Er müßte dich ja doch
Getötet haben, eh' er werben könnte,
Und wenn du selbst dich denn—ich hätt' es nie
Gedacht, allein ich seh's!—so nichtig fühlst,
Daß du verzagst, in deines Weibes Herzen
Durch deines Männerwertes Vollgehalt
Ihn aufzuwägen, was berechtigt dich,
Mich so gering zu achten, daß du fürchtest,
Ich wiese selbst den Mörder nicht zurück?
O Doppelschmach!
Herodes (ausbrechend).
Um welchen Preis erfuhrst
Du dies Geheimnis? Wohlfeil war es nicht!
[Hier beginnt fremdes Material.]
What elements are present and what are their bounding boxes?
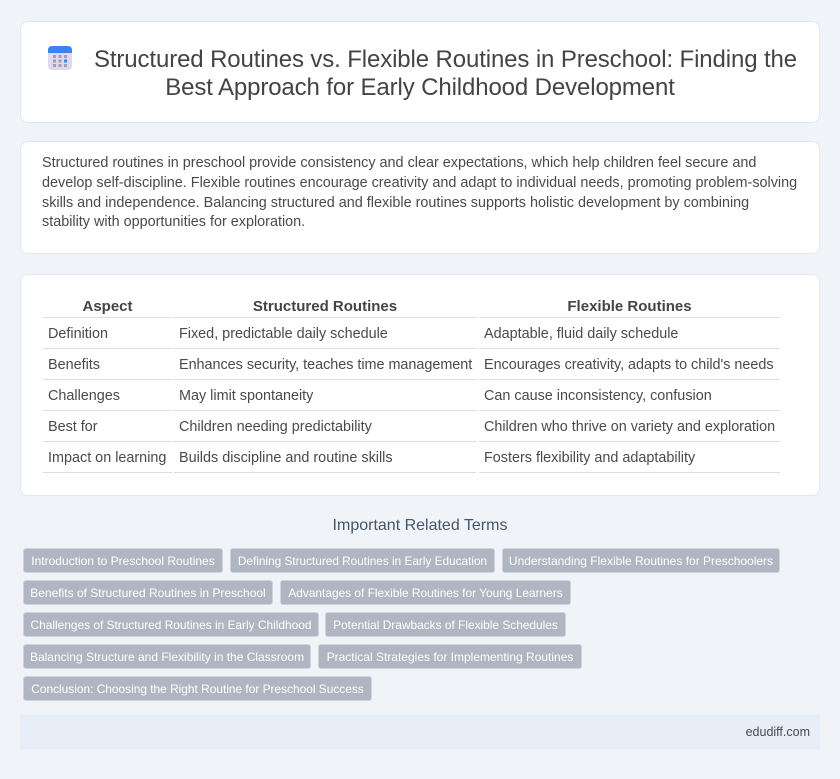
tag [23,548,223,573]
row: challenges: Challenges [48,388,120,404]
tag: Introduction to Preschool Routines [31,554,215,568]
title: Structured Routines vs. Flexible Routines in Preschool: Finding the [94,46,797,73]
tag: Advantages of Flexible Routines for Young Learners [288,586,563,600]
table header: Aspect [82,298,133,315]
related terms heading: Important Related Terms [333,517,507,534]
challenges flexible: Can cause inconsistency, confusion [484,388,712,404]
tag [318,644,582,669]
tag: Challenges of Structured Routines in Early Childhood [31,618,311,632]
best for structured: Children needing predictability [179,419,372,435]
tag [23,612,319,637]
intro panel [20,141,820,254]
footer text: edudiff.com [746,725,810,739]
row: best for: Best for [48,419,98,435]
intro text: Structured routines in preschool provide consistency and clear expectations, which help children feel secure and [42,155,756,171]
title: Best Approach for Early Childhood Development [165,74,675,101]
title card [20,21,820,123]
tag [23,644,311,669]
tag: Potential Drawbacks of Flexible Schedules [333,618,558,632]
tag [502,548,780,573]
benefits flexible: Encourages creativity, adapts to child's needs [484,357,774,373]
tag [230,548,495,573]
intro text: skills and independence. Balancing structured and flexible routines supports holistic development by combining [42,195,749,211]
comparison table panel [20,274,820,496]
header: structured: Structured Routines [253,298,397,315]
tag [325,612,566,637]
footer bar [20,715,820,749]
challenges structured: May limit spontaneity [179,388,313,404]
row: impact: Impact on learning [48,450,166,466]
tag: Practical Strategies for Implementing Routines [327,650,573,664]
tag: Understanding Flexible Routines for Preschoolers [509,554,773,568]
tag: Balancing Structure and Flexibility in the Classroom [30,650,304,664]
definition structured: Fixed, predictable daily schedule [179,326,388,342]
icon: calendar [48,46,72,70]
tag: Benefits of Structured Routines in Preschool [30,586,266,600]
intro text: stability with opportunities for exploration. [42,214,305,230]
tag: Conclusion: Choosing the Right Routine for Preschool Success [31,682,364,696]
title [94,46,797,101]
best for flexible: Children who thrive on variety and exploration [484,419,775,435]
row: definition: Definition [48,326,108,342]
row: benefits: Benefits [48,357,100,373]
tag [23,676,372,701]
definition flexible: Adaptable, fluid daily schedule [484,326,678,342]
intro text: develop self-discipline. Flexible routines encourage creativity and adapt to individual needs, promoting problem-solving [42,175,797,191]
benefits structured: Enhances security, teaches time management [179,357,472,373]
impact structured: Builds discipline and routine skills [179,450,393,466]
header: flexible: Flexible Routines [567,298,692,315]
tag [23,580,273,605]
intro text [42,155,797,230]
tag: Defining Structured Routines in Early Education [238,554,487,568]
impact flexible: Fosters flexibility and adaptability [484,450,695,466]
tag [280,580,571,605]
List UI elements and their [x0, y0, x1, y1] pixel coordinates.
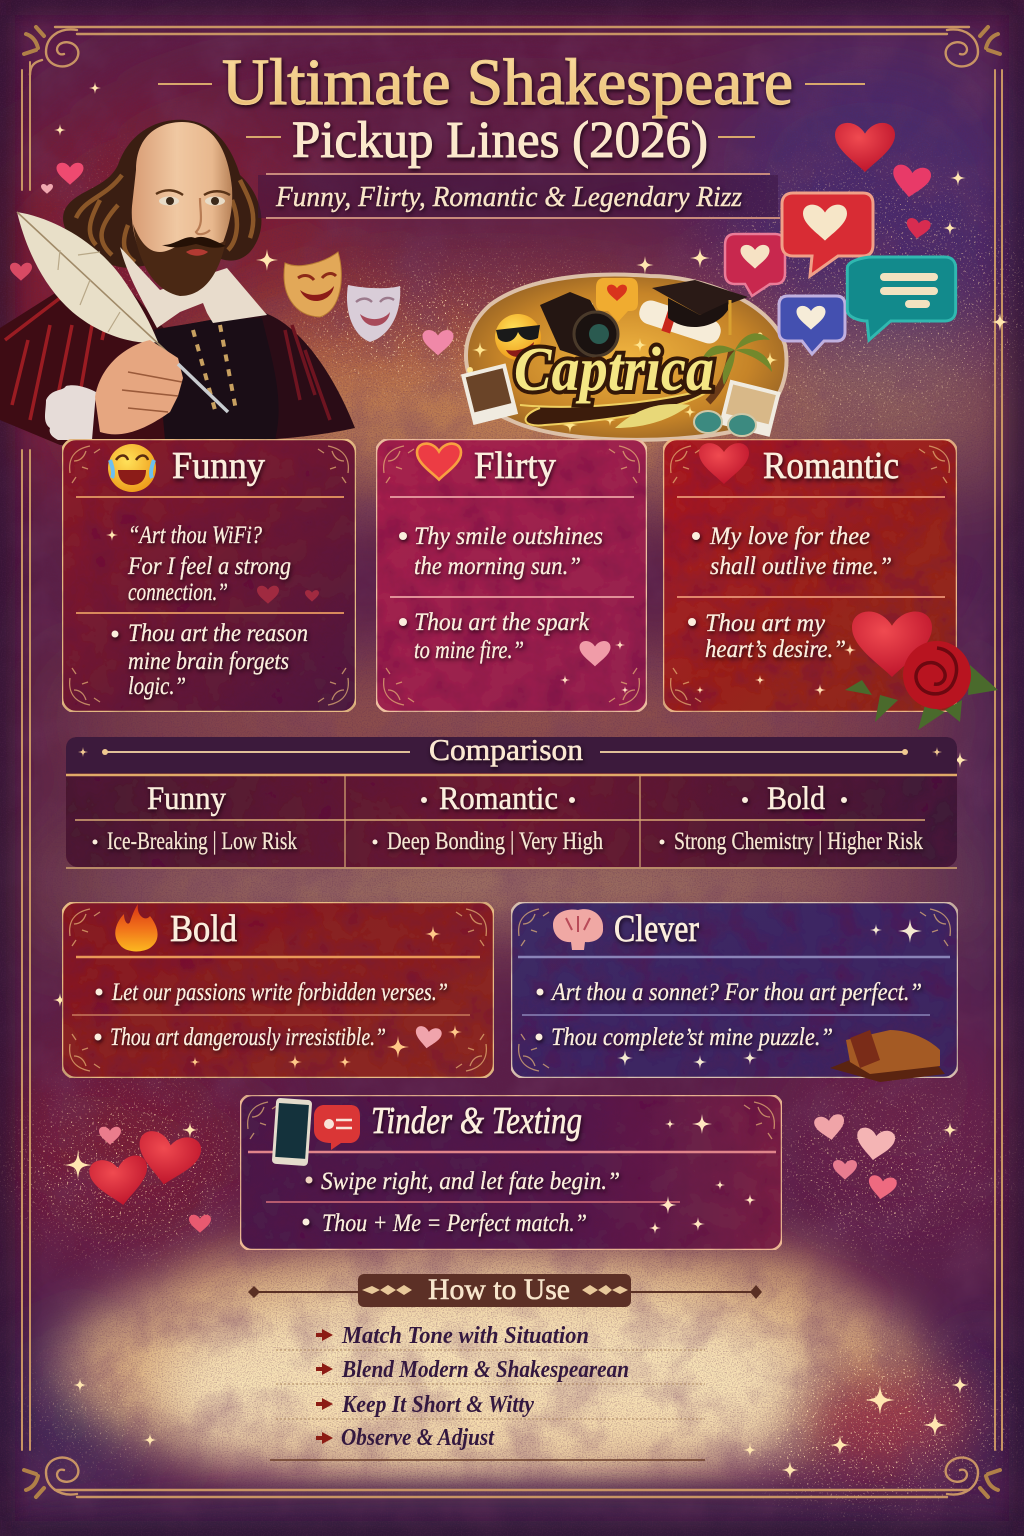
icon: teal text bubble — [847, 257, 956, 340]
panel: comparison — [66, 732, 957, 868]
subtitle banner — [258, 174, 780, 218]
text: funny lines — [112, 522, 308, 700]
corner: bottom right — [946, 1458, 1000, 1497]
icon: red chat bubble — [314, 1105, 360, 1150]
icon: laughing emoji — [108, 444, 156, 492]
text: bold lines — [94, 979, 448, 1051]
title: Ultimate Shakespeare — [222, 46, 793, 119]
table column: romantic: Romantic — [439, 781, 558, 817]
corner: bottom left — [24, 1458, 78, 1497]
icon: diploma — [636, 296, 724, 348]
icon: palm tree — [700, 333, 772, 402]
text: flirty lines — [399, 523, 603, 664]
heading: tinder and texting: Tinder & Texting — [371, 1100, 582, 1142]
icon: sunglasses — [694, 411, 756, 436]
pen nib — [178, 364, 228, 412]
table column: romantic: Deep Bonding | Very High — [387, 828, 603, 855]
text: funny lines: “Art thou WiFi? — [128, 522, 262, 549]
collar — [120, 247, 267, 328]
icon: red heart bubble — [782, 193, 873, 276]
tip 4: Observe & Adjust — [341, 1425, 495, 1451]
text: funny lines: Thou art the reason — [128, 620, 308, 647]
icon: small hearts left — [10, 163, 84, 281]
tip 1: Match Tone with Situation — [341, 1323, 589, 1349]
chat icons and hearts — [725, 123, 956, 354]
beard — [133, 224, 226, 296]
icon: heart and rose — [845, 612, 998, 730]
icon: large heart — [835, 123, 895, 172]
panel: clever — [511, 902, 958, 1082]
text: bold lines: Let our passions write forbidden verses.” — [111, 979, 448, 1006]
text: funny lines: connection.” — [128, 579, 228, 606]
eyes and nose — [156, 190, 230, 234]
text: flirty lines: Thou art the spark — [414, 609, 590, 636]
icon: blue heart bubble — [779, 296, 845, 354]
heading: funny: Funny — [172, 445, 265, 487]
table column: funny: Funny — [147, 781, 226, 817]
heading: how to use: How to Use — [428, 1273, 570, 1306]
icon: medium heart — [890, 164, 932, 200]
text: funny lines: logic.” — [128, 673, 186, 700]
icon: flame — [115, 904, 158, 951]
how to use banner — [248, 1273, 762, 1307]
portrait: William Shakespeare with quill — [0, 120, 355, 445]
logo glitter — [467, 299, 778, 433]
icon: red heart — [699, 443, 749, 484]
icon: photo left — [461, 363, 518, 425]
panel: tinder and texting — [240, 1095, 782, 1250]
title — [158, 46, 865, 169]
table column: bold — [660, 781, 923, 855]
panel: flirty — [376, 439, 647, 712]
icon: theatre masks — [284, 252, 400, 342]
text: tinder lines: Thou + Me = Perfect match.” — [322, 1210, 587, 1237]
icon: pale heart — [414, 1025, 442, 1050]
moustache and lips — [162, 237, 226, 248]
subtitle banner: Funny, Flirty, Romantic & Legendary Rizz — [275, 182, 742, 213]
text: bold lines: Thou art dangerously irresistible.” — [110, 1024, 386, 1051]
text: funny lines: For I feel a strong — [127, 553, 291, 580]
left shoulder — [0, 285, 170, 445]
text: clever lines: Art thou a sonnet? For thou art perfect.” — [550, 979, 922, 1006]
right shoulder — [150, 312, 355, 442]
icon: pink heart near logo — [422, 330, 454, 355]
tip 2: Blend Modern & Shakespearean — [341, 1357, 629, 1383]
sleeve ruffle — [45, 385, 96, 440]
table column: bold: Bold — [767, 781, 825, 817]
panel: funny — [62, 439, 356, 712]
icon: graduation cap — [652, 280, 748, 335]
table column: bold: Strong Chemistry | Higher Risk — [674, 828, 923, 855]
dark doublet — [155, 318, 279, 440]
text: tinder lines: Swipe right, and let fate begin.” — [321, 1168, 620, 1195]
text: clever lines — [536, 979, 922, 1051]
text: flirty lines: Thy smile outshines — [414, 523, 603, 550]
table column: funny — [92, 781, 297, 855]
heading: flirty: Flirty — [474, 445, 556, 487]
icon: brain — [553, 909, 603, 950]
list: how to use tips — [270, 1323, 705, 1460]
corner: top left — [24, 27, 78, 75]
heading: comparison: Comparison — [429, 732, 583, 767]
icon: smartphone — [272, 1098, 312, 1166]
corner: top right — [946, 27, 1000, 66]
text: romantic lines: Thou art my — [705, 610, 826, 637]
heading: bold: Bold — [170, 908, 237, 950]
icon: pink heart bubble — [725, 234, 785, 296]
table column: romantic — [372, 781, 603, 855]
hair — [63, 120, 261, 268]
text: romantic lines: heart’s desire.” — [705, 636, 846, 663]
icon: camera — [540, 292, 618, 360]
icon: photo right — [719, 380, 781, 437]
icon: red hearts left of tinder panel — [88, 1127, 211, 1233]
logo wordmark: Captrica — [514, 336, 714, 404]
panel: bold — [62, 902, 494, 1078]
heading: romantic: Romantic — [763, 445, 899, 487]
text: clever lines: Thou complete’st mine puzzle.” — [551, 1024, 833, 1051]
title: Pickup Lines (2026) — [292, 112, 708, 169]
text: romantic lines — [688, 523, 892, 663]
face — [132, 122, 232, 282]
icon: small heart — [905, 217, 931, 240]
text: flirty lines: to mine fire.” — [414, 637, 524, 664]
icon: heart — [417, 444, 461, 480]
hand — [95, 340, 183, 434]
text: romantic lines: shall outlive time.” — [710, 553, 892, 580]
icon: pale heart — [580, 641, 610, 666]
icon: pale hearts right of tinder panel — [813, 1113, 897, 1201]
logo: Captrica — [461, 275, 787, 440]
icon: yellow heart bubble — [596, 278, 638, 322]
text: funny lines: mine brain forgets — [128, 648, 289, 675]
table column: funny: Ice-Breaking | Low Risk — [107, 828, 297, 855]
tip 3: Keep It Short & Witty — [341, 1392, 534, 1418]
icon: sunglasses emoji — [495, 314, 541, 360]
text: flirty lines: the morning sun.” — [414, 553, 581, 580]
text: tinder lines — [302, 1168, 620, 1237]
quill feather — [17, 212, 158, 343]
heading: clever: Clever — [614, 908, 699, 950]
logo blob — [466, 275, 787, 440]
icon: book — [830, 1030, 945, 1082]
icon: feather — [615, 404, 690, 428]
panel: romantic — [663, 439, 998, 730]
logo swoosh — [520, 388, 712, 425]
text: romantic lines: My love for thee — [709, 523, 870, 550]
Mir stand ein Kopf zum Pfand!
Mariamne.
O Salome,
Du kanntest deinen Bruder!—Frage den,
Der mir's verriet, was er empfangen hat,
Von mir erwarte keine Antwort mehr! (Wendet sich.)
Herodes.
Ich zeig dir gleich, wie ich ihn fragen will!
Soemus!
Dritte Szene
Soemus tritt ein.
Herodes.
Ist mein Schwäher Joseph draußen?
Soemus.
Er harrt mit Sameas.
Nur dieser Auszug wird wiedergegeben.